An oil leak released diesel into the Arctic Ocean as officials were slow to respond, both due to human error. A whole array of mistakes was made by both local senior officials and the owner of the thermoelectric power plant that let diesel oil escape in the water bodies. These are yet intrinsically linked one to another, as local politicians have long relied financially on Russia's mining giant Norilsk Nickel (Nornickel). The leak can have a severe impact on the local ecology. Many say the oil spill was the worst such accident ever in the Arctic region.
The May 29 accident saw over 21,000 tons of diesel fuel escaping from a storage tank at the thermal power plant in Norilsk, a city in Western Siberia. Yet state officials only learnt about the incident on May 31, chiefly from videos posted on social media showing polluted red-tainted water in the Ambarnaya river, and not from a statement from Russian mining conglomerate Norilsk Nickel, or Nornickel, that owns the facility. Russia's President Vladimir Putin declared a state of emergency on June 3. Thus clean-up teams arrived in Norilsk with a two-day delay. The spill massively polluted the Ambarnaya and Daldykan rivers. Oil has also reached Lake Pyasino, a major body of water and the source of the Pyasina river that feeds the Kara Sea, which is part of the Arctic Ocean. Though Russian Minister for Emergencies Yevgeny Zinichev, who in the past served as FSB deputy chief and Putin's security officer, on June 5 said that clean-up teams had managed to stop the spread, it is much worse than that. Throughout the week roughly 2 percent of fuel has been collected as the Ambarnaya river is difficult to clean up because of adjacent swamps and wetland tundra. Boom obstacles were indeed placed in the river but they can just contain crude oil spills. Diesel fuel is more toxic to clean up as it dissolves in water, causing the environmental damage to the fauna and flora on the river bottom. Thus they can in no way be collected. Due to the magnitude of the spill, the clean-up operation might take whole months. The area will need years, or even decades, to recover from the spill.

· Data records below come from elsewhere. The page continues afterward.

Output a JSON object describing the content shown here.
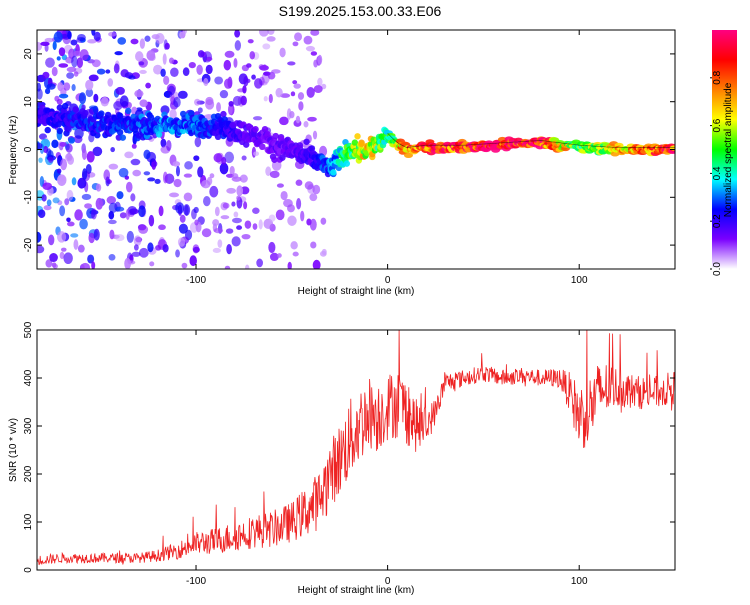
{
  "chart_data": [
    {
      "type": "heatmap",
      "title": "S199.2025.153.00.33.E06",
      "xlabel": "Height of straight line (km)",
      "ylabel": "Frequency (Hz)",
      "xlim": [
        -183,
        150
      ],
      "ylim": [
        -25,
        25
      ],
      "xticks": [
        -100,
        0,
        100
      ],
      "yticks": [
        -20,
        -10,
        0,
        10,
        20
      ],
      "colorbar": {
        "label": "Normalized spectral amplitude",
        "range": [
          0,
          1
        ],
        "ticks": [
          "0.0",
          "0.2",
          "0.4",
          "0.6",
          "0.8"
        ],
        "colors": [
          "#ffffff",
          "#7a00ff",
          "#0000ff",
          "#00ffff",
          "#00ff00",
          "#ffff00",
          "#ff7f00",
          "#ff0000",
          "#ff0080"
        ]
      },
      "ridge": {
        "x": [
          -180,
          -160,
          -140,
          -120,
          -100,
          -90,
          -80,
          -70,
          -60,
          -50,
          -40,
          -30,
          -25,
          -20,
          -15,
          -10,
          -5,
          0,
          5,
          10,
          20,
          40,
          60,
          80,
          100,
          120,
          150
        ],
        "y": [
          7,
          6,
          5,
          5,
          5,
          5,
          4,
          3,
          1,
          0,
          -2,
          -4,
          -2,
          0,
          0,
          0,
          1,
          3,
          1,
          0,
          0.5,
          0.5,
          1,
          1.5,
          0.5,
          0,
          0
        ],
        "amplitude": [
          0.2,
          0.25,
          0.25,
          0.3,
          0.3,
          0.25,
          0.2,
          0.15,
          0.15,
          0.15,
          0.2,
          0.3,
          0.4,
          0.5,
          0.6,
          0.65,
          0.55,
          0.45,
          0.6,
          0.85,
          0.9,
          0.9,
          1.0,
          0.95,
          0.5,
          0.7,
          0.9
        ]
      }
    },
    {
      "type": "line",
      "xlabel": "Height of straight line (km)",
      "ylabel": "SNR (10 * v/v)",
      "xlim": [
        -183,
        150
      ],
      "ylim": [
        0,
        500
      ],
      "xticks": [
        -100,
        0,
        100
      ],
      "yticks": [
        0,
        100,
        200,
        300,
        400,
        500
      ],
      "color": "#ee2222",
      "series": [
        {
          "x": [
            -183,
            -170,
            -160,
            -150,
            -140,
            -130,
            -120,
            -110,
            -100,
            -90,
            -80,
            -70,
            -60,
            -50,
            -40,
            -35,
            -30,
            -25,
            -20,
            -15,
            -10,
            -5,
            0,
            5,
            10,
            15,
            20,
            25,
            30,
            40,
            50,
            60,
            70,
            80,
            90,
            95,
            100,
            105,
            110,
            115,
            120,
            130,
            140,
            150
          ],
          "y": [
            20,
            25,
            25,
            25,
            25,
            25,
            30,
            40,
            55,
            60,
            70,
            80,
            85,
            100,
            130,
            150,
            200,
            230,
            270,
            300,
            330,
            320,
            340,
            350,
            330,
            300,
            300,
            330,
            390,
            400,
            410,
            400,
            405,
            400,
            400,
            370,
            320,
            330,
            370,
            380,
            380,
            370,
            370,
            380
          ],
          "noise": [
            15,
            15,
            15,
            15,
            15,
            15,
            18,
            25,
            35,
            40,
            45,
            50,
            55,
            60,
            80,
            90,
            100,
            110,
            120,
            120,
            110,
            110,
            100,
            110,
            100,
            80,
            60,
            40,
            30,
            25,
            25,
            25,
            25,
            25,
            30,
            60,
            100,
            110,
            90,
            80,
            60,
            50,
            50,
            50
          ]
        }
      ]
    }
  ]
}
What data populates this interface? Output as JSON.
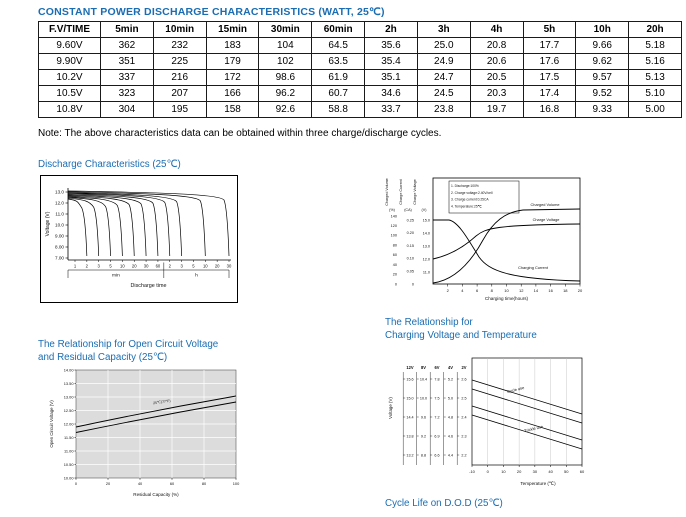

The owner of the thermoelectric power plant that owns a damaged oil tank blamed global warming. The oil storage tank was built on permafrost which has weakened over the years owing to climate change; so was Norilsk and whole northern provinces of Russia. Arctic permafrost has been melting in abnormally warm weather for this time of year, with cracks in roads, rail tracks, and buildings reported throughout Siberia. Yet there are various monitoring tools already in place. Nonetheless, the thermoelectric power plant visibly lacked one though it was built in the early 1980s. No cracks were reported in the tank's floor – and thawing permafrost could no longer support its weight. In consequence, one of the tank's pillars collapsed, letting toxic substances penetrate further into the land strip between the plant and the river. A special committee will investigate the origin of the Arctic oil spill. Possibly thawing permafrost had caused one of the tank's pillars to collapse, yet this is not a foregone conclusion. Earlier check-ups had revealed the tank being in a poor condition, with evident corrosion stains on its steel walls. Of course, Nornickel ignored these flaws. The firm is the world's leading producer of nickel, palladium, and platinum, and a state within a state in Russia's North. Vladimir Potanin, Russia's wealthiest man and the largest shareholder in Norilsk Nickel, has pledged to pay for the clean-up mission. Of course, the Kremlin would dismiss the idea of ousting Potanin, a servile oligarch whose company is by far the biggest taxpayer in Russia. This is also a warning sign for Putin. The Russian leader is unable to control everything in the country, local senior officials conceal its problems, as was the case in Chernobyl, while industrial infrastructure is falling into ruin.